Often, Peter had to encourage his children to belt it out. Louder, you hooligans! But this morning, they sang out without prompting.

Helen held back her sobs. She was staying strong for her four kids.

• • •

Even as a younger man, Peter Hausmann reached out to others. He'd see the sad stories of Third World children on TV commercials and couldn't help but send money. A farm kid from South Dakota, he landed a high-paying computer job in the Twin Cities that took him around the world. It was a life he'd worked hard to get, but it wasn't making him happy.

Finally, his brother Leo, who would become a Catholic priest, suggested that Peter do mission work. In 1987, Peter arrived at a boarding school in a remote Kenyan town to teach science.

Helen Ongaki, a slight woman who wore her hair in braids, worked at the school, watching him from afar for about a year. He looked like a girl, she thought, with his scrawny build and flowing brown hair.
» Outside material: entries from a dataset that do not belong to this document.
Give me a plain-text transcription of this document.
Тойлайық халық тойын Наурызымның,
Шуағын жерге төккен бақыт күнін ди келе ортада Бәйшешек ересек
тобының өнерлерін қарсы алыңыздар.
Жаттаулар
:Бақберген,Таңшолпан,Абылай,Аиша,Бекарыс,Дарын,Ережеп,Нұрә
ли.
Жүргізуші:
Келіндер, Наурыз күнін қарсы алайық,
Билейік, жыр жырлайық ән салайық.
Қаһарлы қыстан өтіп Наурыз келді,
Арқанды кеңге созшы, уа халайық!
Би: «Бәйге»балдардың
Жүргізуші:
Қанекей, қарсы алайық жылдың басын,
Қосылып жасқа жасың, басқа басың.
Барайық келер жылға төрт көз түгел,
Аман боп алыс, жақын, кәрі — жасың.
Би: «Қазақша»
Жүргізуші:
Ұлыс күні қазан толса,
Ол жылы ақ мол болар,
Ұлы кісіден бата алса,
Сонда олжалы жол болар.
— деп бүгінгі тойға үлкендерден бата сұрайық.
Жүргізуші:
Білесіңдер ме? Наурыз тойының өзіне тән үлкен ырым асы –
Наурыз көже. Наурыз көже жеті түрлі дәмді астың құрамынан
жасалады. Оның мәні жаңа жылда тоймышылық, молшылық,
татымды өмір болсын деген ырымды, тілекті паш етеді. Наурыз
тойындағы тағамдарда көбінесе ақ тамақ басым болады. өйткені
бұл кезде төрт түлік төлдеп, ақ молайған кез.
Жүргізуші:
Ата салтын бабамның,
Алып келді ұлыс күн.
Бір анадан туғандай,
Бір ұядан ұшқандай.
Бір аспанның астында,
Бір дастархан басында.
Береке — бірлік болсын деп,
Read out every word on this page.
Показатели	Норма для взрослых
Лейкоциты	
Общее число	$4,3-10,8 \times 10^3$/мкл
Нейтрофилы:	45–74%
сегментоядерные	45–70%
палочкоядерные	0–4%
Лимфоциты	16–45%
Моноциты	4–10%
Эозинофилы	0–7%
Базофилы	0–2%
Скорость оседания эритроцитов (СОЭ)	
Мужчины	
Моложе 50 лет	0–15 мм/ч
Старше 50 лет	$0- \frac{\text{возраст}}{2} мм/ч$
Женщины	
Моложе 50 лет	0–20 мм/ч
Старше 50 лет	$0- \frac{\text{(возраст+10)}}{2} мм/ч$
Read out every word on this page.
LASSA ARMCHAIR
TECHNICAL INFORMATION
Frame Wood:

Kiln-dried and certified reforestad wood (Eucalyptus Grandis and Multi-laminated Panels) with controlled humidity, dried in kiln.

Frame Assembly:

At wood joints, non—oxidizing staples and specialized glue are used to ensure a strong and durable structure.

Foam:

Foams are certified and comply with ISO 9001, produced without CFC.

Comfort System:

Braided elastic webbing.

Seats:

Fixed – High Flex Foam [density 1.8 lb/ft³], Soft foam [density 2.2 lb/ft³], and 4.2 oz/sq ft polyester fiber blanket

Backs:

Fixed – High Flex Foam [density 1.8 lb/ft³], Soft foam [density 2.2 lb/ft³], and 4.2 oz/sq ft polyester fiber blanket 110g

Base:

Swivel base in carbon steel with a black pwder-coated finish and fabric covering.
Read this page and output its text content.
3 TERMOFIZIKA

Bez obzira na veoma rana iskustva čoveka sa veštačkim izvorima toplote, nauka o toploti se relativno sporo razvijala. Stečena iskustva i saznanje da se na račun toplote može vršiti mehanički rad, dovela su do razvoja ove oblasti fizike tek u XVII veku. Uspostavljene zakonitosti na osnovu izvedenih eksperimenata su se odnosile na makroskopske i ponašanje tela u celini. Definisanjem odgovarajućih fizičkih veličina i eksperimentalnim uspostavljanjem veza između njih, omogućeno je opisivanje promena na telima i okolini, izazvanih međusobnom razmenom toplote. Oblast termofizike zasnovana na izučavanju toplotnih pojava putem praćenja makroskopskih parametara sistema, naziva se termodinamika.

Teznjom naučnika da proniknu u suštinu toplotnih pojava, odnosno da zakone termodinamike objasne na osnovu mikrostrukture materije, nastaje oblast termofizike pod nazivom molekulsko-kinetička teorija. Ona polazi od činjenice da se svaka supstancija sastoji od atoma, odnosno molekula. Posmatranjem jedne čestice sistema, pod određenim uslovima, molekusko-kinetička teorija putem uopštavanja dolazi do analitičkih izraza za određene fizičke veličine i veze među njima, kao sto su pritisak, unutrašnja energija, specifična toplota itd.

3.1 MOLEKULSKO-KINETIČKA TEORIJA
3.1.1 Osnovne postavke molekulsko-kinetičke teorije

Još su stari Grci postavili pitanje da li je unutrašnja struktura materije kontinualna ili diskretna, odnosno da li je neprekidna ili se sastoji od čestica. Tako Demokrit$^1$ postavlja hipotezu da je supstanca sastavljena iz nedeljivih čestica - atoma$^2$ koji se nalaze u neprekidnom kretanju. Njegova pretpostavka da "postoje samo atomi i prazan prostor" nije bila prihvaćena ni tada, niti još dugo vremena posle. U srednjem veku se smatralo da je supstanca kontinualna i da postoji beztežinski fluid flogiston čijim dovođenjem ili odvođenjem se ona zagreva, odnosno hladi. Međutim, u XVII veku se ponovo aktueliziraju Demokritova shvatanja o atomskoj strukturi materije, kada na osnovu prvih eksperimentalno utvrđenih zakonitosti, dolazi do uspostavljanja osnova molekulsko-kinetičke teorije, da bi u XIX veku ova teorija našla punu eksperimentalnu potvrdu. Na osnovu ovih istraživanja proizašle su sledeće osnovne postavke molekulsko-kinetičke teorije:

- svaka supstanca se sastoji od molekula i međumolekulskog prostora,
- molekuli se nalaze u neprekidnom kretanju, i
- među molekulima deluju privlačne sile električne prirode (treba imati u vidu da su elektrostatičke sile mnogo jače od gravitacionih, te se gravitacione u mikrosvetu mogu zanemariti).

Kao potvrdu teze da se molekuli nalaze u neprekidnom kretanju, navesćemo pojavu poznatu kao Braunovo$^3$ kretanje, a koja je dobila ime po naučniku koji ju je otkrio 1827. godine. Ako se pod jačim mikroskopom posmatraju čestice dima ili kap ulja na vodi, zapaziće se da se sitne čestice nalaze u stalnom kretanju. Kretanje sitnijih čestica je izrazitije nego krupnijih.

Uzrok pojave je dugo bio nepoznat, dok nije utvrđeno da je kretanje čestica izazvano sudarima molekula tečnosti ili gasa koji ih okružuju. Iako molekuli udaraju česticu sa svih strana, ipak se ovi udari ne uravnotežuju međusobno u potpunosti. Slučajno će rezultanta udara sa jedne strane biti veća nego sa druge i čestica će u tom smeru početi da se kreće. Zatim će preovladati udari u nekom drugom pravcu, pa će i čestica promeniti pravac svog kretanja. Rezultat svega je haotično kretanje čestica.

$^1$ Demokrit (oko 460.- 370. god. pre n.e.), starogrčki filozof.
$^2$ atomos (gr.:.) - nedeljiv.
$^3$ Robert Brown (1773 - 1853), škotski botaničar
In the mud-soaked town during rainy season, with lousy roads and poverty all around, he was always smiling, kind and happier than anyone she knew.

One day, as children playfully quizzed Peter on their names, Helen spoke to him for the first time.

What about me? Do you know my name?

He did.

Do you know my name? he asked back.

You are Mr. Peter Joseph Hausmann.

He looked at her, wide-eyed. How do you know my middle name?